Economics-Based Planning
In Economics-Based Planning mode, the program suggests how much to spend each year on a discretionary basis to smooth your household's living standard through time. Living standard refers to your household's discretionary spending per household member with adjustments for two-can-live-more-cheaply-than-one and the relative cost of children. In this mode, you set the nominal returns you expect to receive on your investments.

If you have ESPlannerPLUS or ESPlannerPRO, you can examine the living standard risk you face from risky investing by running the program in either Upside Investing or in Monte Carlo mode.

Economics-based Planning with Monte Carlo Simulations
In Monte Carlo mode, you can build up to ten asset allocation portfolios and tell the program (via the Monte Carlo screen accessible in the menu on the left under Planning Method) when you will hold these portfolios. You also tell the program how aggressively you intend to spend over time given you are investing at risk. Unlike Upside Investing, which assumes you spend nothing out of your risky assets until they have been converted to safe assets, in Monte Carlo mode you tell the program whether you want to spend aggressively, cautiously, or conservatively, i.e., whether you intend to spend, over time, assuming you'll always earn the mean (average) real return on your assets, half the mean real return on your assets, or a zero real return on your assets. When you run the program in Monte Carlo mode, the program shows you the probabilities of different living standard outcomes you may experience given how you are planning to invest and spend.

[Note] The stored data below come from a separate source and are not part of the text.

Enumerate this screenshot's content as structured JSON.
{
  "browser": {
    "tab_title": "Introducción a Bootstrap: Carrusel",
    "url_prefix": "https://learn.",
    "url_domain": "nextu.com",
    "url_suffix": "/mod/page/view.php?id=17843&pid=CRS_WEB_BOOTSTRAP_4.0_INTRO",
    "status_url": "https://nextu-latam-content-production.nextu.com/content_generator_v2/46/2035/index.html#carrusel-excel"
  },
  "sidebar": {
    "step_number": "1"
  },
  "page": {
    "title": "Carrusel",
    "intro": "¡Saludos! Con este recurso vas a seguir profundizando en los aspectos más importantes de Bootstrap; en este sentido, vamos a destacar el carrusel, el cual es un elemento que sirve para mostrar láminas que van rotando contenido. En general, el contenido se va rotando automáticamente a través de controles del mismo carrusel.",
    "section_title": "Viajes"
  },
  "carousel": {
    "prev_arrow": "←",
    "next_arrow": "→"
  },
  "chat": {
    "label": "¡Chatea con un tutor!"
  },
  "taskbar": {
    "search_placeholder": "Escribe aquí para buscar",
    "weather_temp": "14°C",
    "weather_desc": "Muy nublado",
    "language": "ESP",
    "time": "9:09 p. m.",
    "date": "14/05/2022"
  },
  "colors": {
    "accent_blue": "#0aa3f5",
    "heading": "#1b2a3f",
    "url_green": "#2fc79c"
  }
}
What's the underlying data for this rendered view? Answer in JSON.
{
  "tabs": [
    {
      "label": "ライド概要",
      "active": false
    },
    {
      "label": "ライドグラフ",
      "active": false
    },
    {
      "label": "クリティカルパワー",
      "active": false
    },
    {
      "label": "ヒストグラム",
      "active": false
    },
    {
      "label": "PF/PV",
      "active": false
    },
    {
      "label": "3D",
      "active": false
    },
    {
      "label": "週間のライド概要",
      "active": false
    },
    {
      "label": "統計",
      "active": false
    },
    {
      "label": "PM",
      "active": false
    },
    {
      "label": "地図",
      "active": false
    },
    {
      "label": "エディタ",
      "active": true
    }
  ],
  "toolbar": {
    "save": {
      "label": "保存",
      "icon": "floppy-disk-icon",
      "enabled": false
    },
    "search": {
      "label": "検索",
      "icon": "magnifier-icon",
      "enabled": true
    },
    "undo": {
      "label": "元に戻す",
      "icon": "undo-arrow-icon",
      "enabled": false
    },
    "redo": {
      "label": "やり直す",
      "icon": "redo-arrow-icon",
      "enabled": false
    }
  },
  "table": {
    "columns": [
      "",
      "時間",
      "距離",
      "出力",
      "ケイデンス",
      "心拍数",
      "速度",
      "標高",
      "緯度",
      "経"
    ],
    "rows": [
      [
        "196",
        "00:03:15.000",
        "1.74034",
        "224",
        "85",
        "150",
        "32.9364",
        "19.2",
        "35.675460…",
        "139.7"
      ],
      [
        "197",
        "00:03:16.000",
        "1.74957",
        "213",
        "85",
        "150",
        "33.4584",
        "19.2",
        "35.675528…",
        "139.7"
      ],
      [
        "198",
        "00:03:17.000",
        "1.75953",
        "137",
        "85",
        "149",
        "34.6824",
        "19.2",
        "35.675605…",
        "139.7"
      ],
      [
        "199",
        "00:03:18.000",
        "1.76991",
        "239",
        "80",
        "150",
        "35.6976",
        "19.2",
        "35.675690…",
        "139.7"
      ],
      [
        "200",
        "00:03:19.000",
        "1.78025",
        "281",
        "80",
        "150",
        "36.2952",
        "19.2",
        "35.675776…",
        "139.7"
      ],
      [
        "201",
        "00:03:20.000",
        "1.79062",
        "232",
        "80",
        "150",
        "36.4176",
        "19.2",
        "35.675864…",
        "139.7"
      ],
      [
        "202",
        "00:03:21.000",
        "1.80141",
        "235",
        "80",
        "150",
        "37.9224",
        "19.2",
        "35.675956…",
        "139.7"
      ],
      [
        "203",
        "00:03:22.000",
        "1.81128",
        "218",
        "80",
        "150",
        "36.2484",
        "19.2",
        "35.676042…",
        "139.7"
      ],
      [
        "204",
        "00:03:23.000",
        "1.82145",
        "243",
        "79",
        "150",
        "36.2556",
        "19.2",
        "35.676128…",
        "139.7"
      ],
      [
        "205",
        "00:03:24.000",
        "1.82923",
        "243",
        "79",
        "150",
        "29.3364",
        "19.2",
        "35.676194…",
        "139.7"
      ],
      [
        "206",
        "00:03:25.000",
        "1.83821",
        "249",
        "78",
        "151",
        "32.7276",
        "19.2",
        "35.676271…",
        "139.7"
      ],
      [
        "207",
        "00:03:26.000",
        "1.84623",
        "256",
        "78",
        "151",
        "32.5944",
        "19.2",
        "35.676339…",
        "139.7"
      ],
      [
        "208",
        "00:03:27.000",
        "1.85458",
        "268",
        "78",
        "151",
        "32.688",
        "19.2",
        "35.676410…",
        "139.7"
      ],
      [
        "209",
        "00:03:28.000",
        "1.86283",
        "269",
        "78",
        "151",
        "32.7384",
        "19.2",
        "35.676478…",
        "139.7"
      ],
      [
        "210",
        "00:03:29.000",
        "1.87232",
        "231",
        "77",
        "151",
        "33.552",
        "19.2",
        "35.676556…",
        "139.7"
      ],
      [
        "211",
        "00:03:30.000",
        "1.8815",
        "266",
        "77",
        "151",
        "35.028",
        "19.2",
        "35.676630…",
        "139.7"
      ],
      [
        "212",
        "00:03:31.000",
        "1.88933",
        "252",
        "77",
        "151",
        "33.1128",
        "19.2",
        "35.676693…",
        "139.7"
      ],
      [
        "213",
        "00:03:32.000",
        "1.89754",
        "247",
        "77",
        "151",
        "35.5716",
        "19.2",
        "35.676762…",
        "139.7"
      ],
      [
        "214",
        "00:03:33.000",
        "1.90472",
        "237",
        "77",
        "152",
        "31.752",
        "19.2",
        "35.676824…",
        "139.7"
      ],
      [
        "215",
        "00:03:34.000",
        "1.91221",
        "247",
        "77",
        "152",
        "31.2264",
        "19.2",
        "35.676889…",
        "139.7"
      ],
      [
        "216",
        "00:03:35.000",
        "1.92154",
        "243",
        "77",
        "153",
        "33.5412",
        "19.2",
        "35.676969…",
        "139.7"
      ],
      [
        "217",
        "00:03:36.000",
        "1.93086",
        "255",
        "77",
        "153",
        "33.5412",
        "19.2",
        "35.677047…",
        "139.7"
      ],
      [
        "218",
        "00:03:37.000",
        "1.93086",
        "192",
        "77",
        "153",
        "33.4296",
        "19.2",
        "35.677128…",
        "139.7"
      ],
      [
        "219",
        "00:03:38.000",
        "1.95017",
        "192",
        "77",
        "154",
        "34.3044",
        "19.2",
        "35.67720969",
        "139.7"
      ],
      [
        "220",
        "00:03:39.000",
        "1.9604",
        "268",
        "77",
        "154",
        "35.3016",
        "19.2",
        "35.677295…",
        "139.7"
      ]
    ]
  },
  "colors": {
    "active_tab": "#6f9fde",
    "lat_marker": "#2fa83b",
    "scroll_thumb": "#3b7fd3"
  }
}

Economics-based Planning with Upside Investing
In Upside Investing mode the program assumes you are investing in just two assets -- safe assets and risky assets, which are assumed to be invested in stocks (the S&P 500), and doesn't spend any of your risky assets until they have been converted to safe assets. The program asks how much you have in stocks, how much you will add to your stocks, and when you will begin and finish converting your stocks to safe assets. When you run the program it does two things: First, it establishes a living standard floor assuming your stocks lose all their value. Second, it shows you the probability of experiencing a higher living standard once you start converting your stocks to safe assets.